厚生労働省医政局医事課長と同省健康・生活衛生局生活衛生課長、経済産業省商務・サービスグループヘルスケア産業課長は令和7年12月26日付で、3課長連名の通知「美容所等におけるアートメイク施術について」(医政医発1226第3号・健生衛発1226第1号・20251226商局第1号)を各都道府県衛生主管部(局)長あてに発出した。医師法違反となるアートメイク施術を実施することのないよう周知徹底を図るよう求めるとともに、悪質な違反行為に対しては刑事訴訟法の規定に基づく告発を念頭に置きつつ警察と適切な連携を図るよう求めている。
厚生労働省では令和7年8月15日付で「美容医療に関する取扱いについて」(医政発0815第21号厚生労働省医政局長通知)を発出し、「いわゆるアートメイクに関して、針先に色素を付けながら、皮膚の表面に墨等の色素を入れる行為のうち、施術箇所に本来存在しうる人体の構造物(眉毛、毛髪、乳輪・乳頭等)を描く行為及び化粧に代替しうる装飾(アイライン、チーク、リップ等)を描く行為は医行為に該当する」などの基準を示している。

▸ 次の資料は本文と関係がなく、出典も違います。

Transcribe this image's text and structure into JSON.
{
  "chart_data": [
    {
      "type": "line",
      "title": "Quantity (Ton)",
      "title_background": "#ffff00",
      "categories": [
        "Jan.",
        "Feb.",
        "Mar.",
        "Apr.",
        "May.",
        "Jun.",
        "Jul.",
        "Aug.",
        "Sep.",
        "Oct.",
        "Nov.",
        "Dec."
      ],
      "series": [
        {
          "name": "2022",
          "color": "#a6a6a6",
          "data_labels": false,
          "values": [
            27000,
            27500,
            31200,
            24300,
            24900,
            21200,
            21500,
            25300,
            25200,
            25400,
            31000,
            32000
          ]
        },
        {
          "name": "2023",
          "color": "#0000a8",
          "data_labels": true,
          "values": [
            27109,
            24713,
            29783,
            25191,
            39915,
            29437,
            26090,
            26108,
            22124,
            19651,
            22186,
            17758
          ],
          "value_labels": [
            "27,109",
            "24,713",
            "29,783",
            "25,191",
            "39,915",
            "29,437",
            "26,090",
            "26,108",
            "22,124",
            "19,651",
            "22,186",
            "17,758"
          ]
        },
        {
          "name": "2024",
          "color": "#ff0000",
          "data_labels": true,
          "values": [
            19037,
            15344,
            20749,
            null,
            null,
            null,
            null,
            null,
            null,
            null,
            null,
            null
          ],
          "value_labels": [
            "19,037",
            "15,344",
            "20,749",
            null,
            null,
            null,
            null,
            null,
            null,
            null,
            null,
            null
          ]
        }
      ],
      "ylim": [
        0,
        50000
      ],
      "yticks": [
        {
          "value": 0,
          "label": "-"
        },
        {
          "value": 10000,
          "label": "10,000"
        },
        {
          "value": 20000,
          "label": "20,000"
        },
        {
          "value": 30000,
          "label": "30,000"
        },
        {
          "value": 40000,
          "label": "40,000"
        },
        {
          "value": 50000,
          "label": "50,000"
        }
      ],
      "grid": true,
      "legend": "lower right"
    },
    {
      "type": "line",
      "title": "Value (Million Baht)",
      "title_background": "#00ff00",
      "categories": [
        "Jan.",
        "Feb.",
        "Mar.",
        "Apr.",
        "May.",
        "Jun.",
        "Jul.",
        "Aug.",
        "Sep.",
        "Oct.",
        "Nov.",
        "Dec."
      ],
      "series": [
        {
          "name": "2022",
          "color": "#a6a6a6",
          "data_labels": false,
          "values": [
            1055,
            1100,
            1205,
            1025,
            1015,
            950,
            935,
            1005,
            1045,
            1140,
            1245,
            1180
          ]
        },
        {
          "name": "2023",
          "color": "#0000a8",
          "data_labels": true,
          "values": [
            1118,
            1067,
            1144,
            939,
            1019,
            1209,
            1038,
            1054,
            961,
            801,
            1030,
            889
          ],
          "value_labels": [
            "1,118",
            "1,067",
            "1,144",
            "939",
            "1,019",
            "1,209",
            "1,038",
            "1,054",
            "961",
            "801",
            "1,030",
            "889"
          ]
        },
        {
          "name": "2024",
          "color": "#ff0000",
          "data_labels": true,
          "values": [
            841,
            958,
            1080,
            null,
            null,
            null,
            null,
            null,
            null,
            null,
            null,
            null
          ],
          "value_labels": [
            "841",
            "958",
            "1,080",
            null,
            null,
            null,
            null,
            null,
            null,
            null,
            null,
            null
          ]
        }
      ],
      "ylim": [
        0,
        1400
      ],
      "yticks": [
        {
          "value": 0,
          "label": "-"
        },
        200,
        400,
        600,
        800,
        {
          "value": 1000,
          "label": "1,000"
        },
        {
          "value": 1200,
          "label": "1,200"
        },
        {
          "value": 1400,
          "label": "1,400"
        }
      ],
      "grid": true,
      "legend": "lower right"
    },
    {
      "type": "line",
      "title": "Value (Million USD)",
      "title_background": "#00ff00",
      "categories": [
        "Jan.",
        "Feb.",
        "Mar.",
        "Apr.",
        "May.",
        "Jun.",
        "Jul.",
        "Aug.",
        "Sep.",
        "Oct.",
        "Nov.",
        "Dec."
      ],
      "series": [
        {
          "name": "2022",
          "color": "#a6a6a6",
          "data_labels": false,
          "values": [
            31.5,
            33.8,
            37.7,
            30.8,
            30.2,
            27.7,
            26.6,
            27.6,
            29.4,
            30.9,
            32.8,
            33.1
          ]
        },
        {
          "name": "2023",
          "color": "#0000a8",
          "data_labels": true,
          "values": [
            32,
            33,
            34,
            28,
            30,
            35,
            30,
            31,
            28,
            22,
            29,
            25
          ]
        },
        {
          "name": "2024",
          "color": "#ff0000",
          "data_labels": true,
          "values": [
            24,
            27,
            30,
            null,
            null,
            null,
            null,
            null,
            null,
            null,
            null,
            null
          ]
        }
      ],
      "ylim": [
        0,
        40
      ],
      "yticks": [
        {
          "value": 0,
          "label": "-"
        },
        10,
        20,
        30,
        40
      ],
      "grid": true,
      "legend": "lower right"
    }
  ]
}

今回の通知は「違法事例等に適切に対処するべく」発出したもので、「施術の名称(例えば、「○○メイク」「○○タトゥー」といった「アートメイク」以外の名称)を問わず、アートメイクの施術を実施するなど、医師法に違反する行為を実施することのないよう営業者等に周知徹底を図り、美容業務の適正な実施の確保を図られるよう、特段の御配慮をお願いする」としている。
また、「違反行為に関する情報に接した際には、実態を調査した上、当該行為の速やかな停止を勧告する等必要な指導を行うほか、指導を行っても改善がみられないなど、悪質な場合においては、刑事訴訟法第239条の規定に基づく告発を念頭に置きつつ、警察と適切な連携を図られたい」としている。